The Malta Film Commissioner has resorted to the civil courts to deny us access to information that has already been found to be in the public interest. The Malta Film Commissioner has asked the court to annul a ruling by the Information and Data Protection Commissioner (IDPC) and to revoke a decision by the Information and Data Protection Tribunal that upholds the IDPC’s ruling. The case concerns a freedom of information request we filed in January last year for the amount of public money paid to David Walliams for participating in the 2022 Malta Film Awards.

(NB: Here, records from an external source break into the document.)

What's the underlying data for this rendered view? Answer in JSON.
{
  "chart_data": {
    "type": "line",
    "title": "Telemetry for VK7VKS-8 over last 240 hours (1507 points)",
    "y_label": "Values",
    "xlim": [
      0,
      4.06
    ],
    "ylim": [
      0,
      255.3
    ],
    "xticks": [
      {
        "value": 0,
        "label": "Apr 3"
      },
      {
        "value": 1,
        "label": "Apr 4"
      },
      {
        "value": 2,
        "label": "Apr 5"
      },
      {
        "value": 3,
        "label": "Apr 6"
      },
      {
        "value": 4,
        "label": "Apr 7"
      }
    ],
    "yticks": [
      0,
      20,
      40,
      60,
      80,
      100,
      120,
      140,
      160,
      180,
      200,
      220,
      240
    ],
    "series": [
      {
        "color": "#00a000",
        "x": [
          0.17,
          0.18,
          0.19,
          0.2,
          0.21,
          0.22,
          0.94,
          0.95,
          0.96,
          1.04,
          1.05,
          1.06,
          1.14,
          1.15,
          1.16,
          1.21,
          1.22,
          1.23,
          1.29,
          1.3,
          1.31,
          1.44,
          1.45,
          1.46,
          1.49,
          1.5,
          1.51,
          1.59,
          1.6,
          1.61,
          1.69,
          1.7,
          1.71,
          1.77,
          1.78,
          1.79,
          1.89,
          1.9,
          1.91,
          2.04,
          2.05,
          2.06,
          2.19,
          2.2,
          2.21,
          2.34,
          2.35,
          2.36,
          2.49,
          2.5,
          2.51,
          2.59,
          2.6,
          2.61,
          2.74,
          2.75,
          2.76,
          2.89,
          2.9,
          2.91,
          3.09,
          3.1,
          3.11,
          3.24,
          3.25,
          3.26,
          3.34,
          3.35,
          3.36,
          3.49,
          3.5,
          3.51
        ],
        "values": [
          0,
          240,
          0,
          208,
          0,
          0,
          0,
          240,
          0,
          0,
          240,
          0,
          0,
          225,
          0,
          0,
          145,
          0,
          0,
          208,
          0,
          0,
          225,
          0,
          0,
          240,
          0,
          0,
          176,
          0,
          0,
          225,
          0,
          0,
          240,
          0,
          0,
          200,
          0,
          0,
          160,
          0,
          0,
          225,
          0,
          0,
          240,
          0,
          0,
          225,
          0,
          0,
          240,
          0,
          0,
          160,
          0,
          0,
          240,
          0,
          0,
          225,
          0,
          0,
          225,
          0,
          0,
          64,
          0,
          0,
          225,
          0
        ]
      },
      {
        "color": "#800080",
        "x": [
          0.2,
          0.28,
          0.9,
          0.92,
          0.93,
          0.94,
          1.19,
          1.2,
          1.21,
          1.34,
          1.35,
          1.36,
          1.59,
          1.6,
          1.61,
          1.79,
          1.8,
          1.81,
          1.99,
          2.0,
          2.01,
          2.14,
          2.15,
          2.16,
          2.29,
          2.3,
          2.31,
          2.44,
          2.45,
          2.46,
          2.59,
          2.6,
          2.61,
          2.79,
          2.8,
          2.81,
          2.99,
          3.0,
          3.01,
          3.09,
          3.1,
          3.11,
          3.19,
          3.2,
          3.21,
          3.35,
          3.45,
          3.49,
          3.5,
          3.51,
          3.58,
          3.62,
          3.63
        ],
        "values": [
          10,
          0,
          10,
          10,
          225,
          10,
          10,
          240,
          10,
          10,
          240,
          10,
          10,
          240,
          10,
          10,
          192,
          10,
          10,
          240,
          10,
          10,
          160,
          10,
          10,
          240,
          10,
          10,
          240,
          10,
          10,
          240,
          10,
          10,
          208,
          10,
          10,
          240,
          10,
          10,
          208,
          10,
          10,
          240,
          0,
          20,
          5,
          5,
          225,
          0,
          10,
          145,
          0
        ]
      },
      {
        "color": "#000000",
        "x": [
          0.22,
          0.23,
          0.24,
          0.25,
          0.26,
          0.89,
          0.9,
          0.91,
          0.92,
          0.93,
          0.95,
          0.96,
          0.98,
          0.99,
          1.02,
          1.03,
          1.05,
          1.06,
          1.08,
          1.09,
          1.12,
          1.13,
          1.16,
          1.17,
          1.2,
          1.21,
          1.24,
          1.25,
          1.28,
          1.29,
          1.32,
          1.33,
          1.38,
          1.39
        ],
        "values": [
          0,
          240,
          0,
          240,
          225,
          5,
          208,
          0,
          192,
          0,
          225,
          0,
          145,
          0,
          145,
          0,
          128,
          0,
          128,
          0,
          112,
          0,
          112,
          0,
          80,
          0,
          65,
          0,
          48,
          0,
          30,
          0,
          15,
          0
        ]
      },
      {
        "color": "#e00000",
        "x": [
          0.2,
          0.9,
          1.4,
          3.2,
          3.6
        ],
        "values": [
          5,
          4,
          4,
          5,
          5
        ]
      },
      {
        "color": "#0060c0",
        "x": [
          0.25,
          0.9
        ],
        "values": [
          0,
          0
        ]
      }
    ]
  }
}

In our freedom of information request, we had asked the Malta Film Commission for all invoices it received from Mr Walliams, or his agents or associated companies or individuals, or on their behalf, in connection with the event. The allocated budget for the Malta Film Awards was €400,000, but Malta Film Week cost some €1.3 million and the public has not been told how the money was spent. The Malta Film Commission refused our request, claiming “there is good reason for withholding the requested document.”
We replied with a formal complaint, pointing out that the documents we requested are not exempt under the Freedom of Information Act, and that the FOI Act provides a legal means for issuing documentation with “all the numbers” to those who ask for it, enabling the Film Commission to fulfil its promise of transparency. We also said that providing a copy of the invoices would not prejudice or harm the Film Commission’s commercial interests, nor Mr Walliams’, as the Film Commission claimed. Given Mr Walliams’ extraordinary status as a celebrity, creator, writer, and actor, who has over 2,000,000 followers on social media, it is highly unlikely that the amount he was paid to host the awards would harm his reputation and commercial interests, or affect him adversely.

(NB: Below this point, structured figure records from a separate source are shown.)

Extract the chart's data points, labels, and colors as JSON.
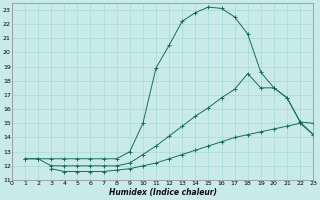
{
  "bg_color": "#c8ebe8",
  "grid_color": "#a8d8d4",
  "line_color": "#1a6b5a",
  "xlabel": "Humidex (Indice chaleur)",
  "xlim": [
    0,
    23
  ],
  "ylim": [
    11,
    23.5
  ],
  "yticks": [
    11,
    12,
    13,
    14,
    15,
    16,
    17,
    18,
    19,
    20,
    21,
    22,
    23
  ],
  "xticks": [
    0,
    1,
    2,
    3,
    4,
    5,
    6,
    7,
    8,
    9,
    10,
    11,
    12,
    13,
    14,
    15,
    16,
    17,
    18,
    19,
    20,
    21,
    22,
    23
  ],
  "curve1_x": [
    1,
    2,
    3,
    4,
    5,
    6,
    7,
    8,
    9,
    10,
    11,
    12,
    13,
    14,
    15,
    16,
    17,
    18,
    19,
    20,
    21,
    22,
    23
  ],
  "curve1_y": [
    12.5,
    12.5,
    12.5,
    12.5,
    12.5,
    12.5,
    12.5,
    12.5,
    13.0,
    15.0,
    18.9,
    20.5,
    22.2,
    22.8,
    23.2,
    23.1,
    22.5,
    21.3,
    18.6,
    17.5,
    16.8,
    15.1,
    14.2
  ],
  "curve2_x": [
    1,
    2,
    3,
    4,
    5,
    6,
    7,
    8,
    9,
    10,
    11,
    12,
    13,
    14,
    15,
    16,
    17,
    18,
    19,
    20,
    21,
    22,
    23
  ],
  "curve2_y": [
    12.5,
    12.5,
    12.0,
    12.0,
    12.0,
    12.0,
    12.0,
    12.0,
    12.2,
    12.8,
    13.4,
    14.1,
    14.8,
    15.5,
    16.1,
    16.8,
    17.4,
    18.5,
    17.5,
    17.5,
    16.8,
    15.1,
    15.0
  ],
  "curve3_x": [
    3,
    4,
    5,
    6,
    7,
    8,
    9,
    10,
    11,
    12,
    13,
    14,
    15,
    16,
    17,
    18,
    19,
    20,
    21,
    22,
    23
  ],
  "curve3_y": [
    11.8,
    11.6,
    11.6,
    11.6,
    11.6,
    11.7,
    11.8,
    12.0,
    12.2,
    12.5,
    12.8,
    13.1,
    13.4,
    13.7,
    14.0,
    14.2,
    14.4,
    14.6,
    14.8,
    15.0,
    14.2
  ]
}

The Malta Film Commission again refused our request, this time citing confidentiality and a decision by the UK Information Commissioner’s Office (ICO) on the disclosure of earnings. We took our request a step further and wrote to the Information and Data Protection Commissioner (IDPC). Our letter said that various independent UK-based media outlets have reported Mr Walliam’s net worth and the earnings of some of his professional activities, so it is unlikely that disclosing the amount the Malta Film Commission paid him would have a substantial adverse effect on him. The IDPC found that the Film Commission had cited the ICO decision out of context and that it does not apply in this case, and that the ICO distinguishes between private and public lives.

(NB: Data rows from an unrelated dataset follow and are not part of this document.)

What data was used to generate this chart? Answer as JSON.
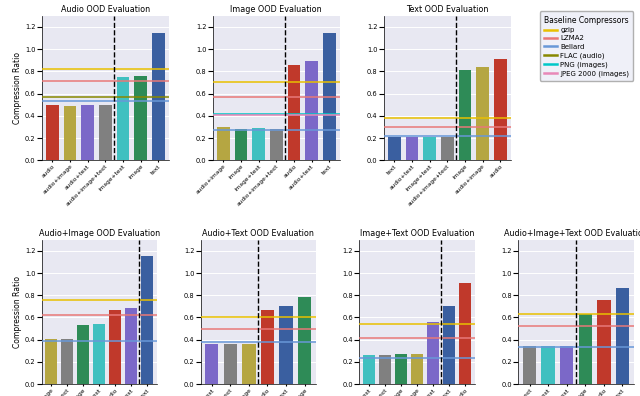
{
  "subplots": [
    {
      "title": "Audio OOD Evaluation",
      "categories": [
        "audio",
        "audio+image",
        "audio+text",
        "audio+image+text",
        "image+text",
        "image",
        "text"
      ],
      "values": [
        0.5,
        0.49,
        0.5,
        0.5,
        0.75,
        0.76,
        1.15
      ],
      "colors": [
        "#c0392b",
        "#b5a642",
        "#7b68c8",
        "#808080",
        "#40c0c0",
        "#2e8b57",
        "#3a5fa0"
      ],
      "dashed_line_idx": 4,
      "hlines": {
        "gzip": 0.82,
        "lzma2": 0.71,
        "bellard": 0.535,
        "flac": 0.565,
        "png": null,
        "jpeg2000": null
      }
    },
    {
      "title": "Image OOD Evaluation",
      "categories": [
        "audio+image",
        "image",
        "image+text",
        "audio+image+text",
        "audio",
        "audio+text",
        "text"
      ],
      "values": [
        0.295,
        0.285,
        0.29,
        0.285,
        0.86,
        0.89,
        1.15
      ],
      "colors": [
        "#b5a642",
        "#2e8b57",
        "#40c0c0",
        "#808080",
        "#c0392b",
        "#7b68c8",
        "#3a5fa0"
      ],
      "dashed_line_idx": 4,
      "hlines": {
        "gzip": 0.7,
        "lzma2": 0.57,
        "bellard": 0.27,
        "flac": null,
        "png": 0.42,
        "jpeg2000": 0.405
      }
    },
    {
      "title": "Text OOD Evaluation",
      "categories": [
        "text",
        "audio+text",
        "image+text",
        "audio+image+text",
        "image",
        "audio+image",
        "audio"
      ],
      "values": [
        0.205,
        0.205,
        0.205,
        0.21,
        0.81,
        0.835,
        0.91
      ],
      "colors": [
        "#3a5fa0",
        "#7b68c8",
        "#40c0c0",
        "#808080",
        "#2e8b57",
        "#b5a642",
        "#c0392b"
      ],
      "dashed_line_idx": 4,
      "hlines": {
        "gzip": 0.38,
        "lzma2": 0.295,
        "bellard": 0.215,
        "flac": null,
        "png": null,
        "jpeg2000": null
      }
    },
    {
      "title": "Audio+Image OOD Evaluation",
      "categories": [
        "audio+image",
        "audio+image+text",
        "image",
        "image+text",
        "audio",
        "audio+text",
        "text"
      ],
      "values": [
        0.405,
        0.405,
        0.535,
        0.545,
        0.665,
        0.685,
        1.155
      ],
      "colors": [
        "#b5a642",
        "#808080",
        "#2e8b57",
        "#40c0c0",
        "#c0392b",
        "#7b68c8",
        "#3a5fa0"
      ],
      "dashed_line_idx": 6,
      "hlines": {
        "gzip": 0.755,
        "lzma2": 0.625,
        "bellard": 0.39,
        "flac": null,
        "png": null,
        "jpeg2000": null
      }
    },
    {
      "title": "Audio+Text OOD Evaluation",
      "categories": [
        "audio+text",
        "audio+image+text",
        "audio+image",
        "audio",
        "text",
        "image"
      ],
      "values": [
        0.365,
        0.365,
        0.365,
        0.665,
        0.705,
        0.78
      ],
      "colors": [
        "#7b68c8",
        "#808080",
        "#b5a642",
        "#c0392b",
        "#3a5fa0",
        "#2e8b57"
      ],
      "dashed_line_idx": 3,
      "hlines": {
        "gzip": 0.605,
        "lzma2": 0.495,
        "bellard": 0.375,
        "flac": null,
        "png": null,
        "jpeg2000": null
      }
    },
    {
      "title": "Image+Text OOD Evaluation",
      "categories": [
        "image+text",
        "audio+image+text",
        "image",
        "audio+image",
        "audio+text",
        "text",
        "audio"
      ],
      "values": [
        0.265,
        0.265,
        0.27,
        0.275,
        0.555,
        0.705,
        0.91
      ],
      "colors": [
        "#40c0c0",
        "#808080",
        "#2e8b57",
        "#b5a642",
        "#7b68c8",
        "#3a5fa0",
        "#c0392b"
      ],
      "dashed_line_idx": 5,
      "hlines": {
        "gzip": 0.545,
        "lzma2": 0.415,
        "bellard": 0.235,
        "flac": null,
        "png": null,
        "jpeg2000": null
      }
    },
    {
      "title": "Audio+Image+Text OOD Evaluation",
      "categories": [
        "audio+image+text",
        "image+text",
        "audio+text",
        "image",
        "audio",
        "text"
      ],
      "values": [
        0.345,
        0.345,
        0.345,
        0.635,
        0.755,
        0.865
      ],
      "colors": [
        "#808080",
        "#40c0c0",
        "#7b68c8",
        "#2e8b57",
        "#c0392b",
        "#3a5fa0"
      ],
      "dashed_line_idx": 3,
      "hlines": {
        "gzip": 0.635,
        "lzma2": 0.52,
        "bellard": 0.33,
        "flac": null,
        "png": null,
        "jpeg2000": null
      }
    }
  ],
  "baseline_colors": {
    "gzip": "#e8c000",
    "lzma2": "#e87878",
    "bellard": "#6898d8",
    "flac": "#888800",
    "png": "#00c8c8",
    "jpeg2000": "#e888b8"
  },
  "legend_labels": {
    "gzip": "gzip",
    "lzma2": "LZMA2",
    "bellard": "Bellard",
    "flac": "FLAC (audio)",
    "png": "PNG (images)",
    "jpeg2000": "JPEG 2000 (images)"
  },
  "ylabel": "Compression Ratio",
  "ylim": [
    0.0,
    1.3
  ],
  "background_color": "#e8e8f2"
}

The IDPC noted the confidentiality clause in the agreement with Mr Walliams could not be used to prevent disclosure of the amount he was paid, and that the Malta Film Commission did not attempt to explain or substantiate its claim that disclosing the requested invoice would prejudice its affairs of those of Mr Walliams, ruling that the Film Commission must give us an electronic copy of the invoices it received in connection with David Walliams’ hosting the Malta Film Awards in January this year.
The Malta Film Commission then filed an appeal with the Information and Data Protection Tribunal. The tribunal rejected the appeal and upheld the decision of the Information and Data Protection Commissioner.
Rather than acting in the public interest and releasing the information on public expenditure for which he is responsible, the Malta Film Commissioner has now chosen to take his case to court, adding to the burden he has already put on the public purse with his profligate spending.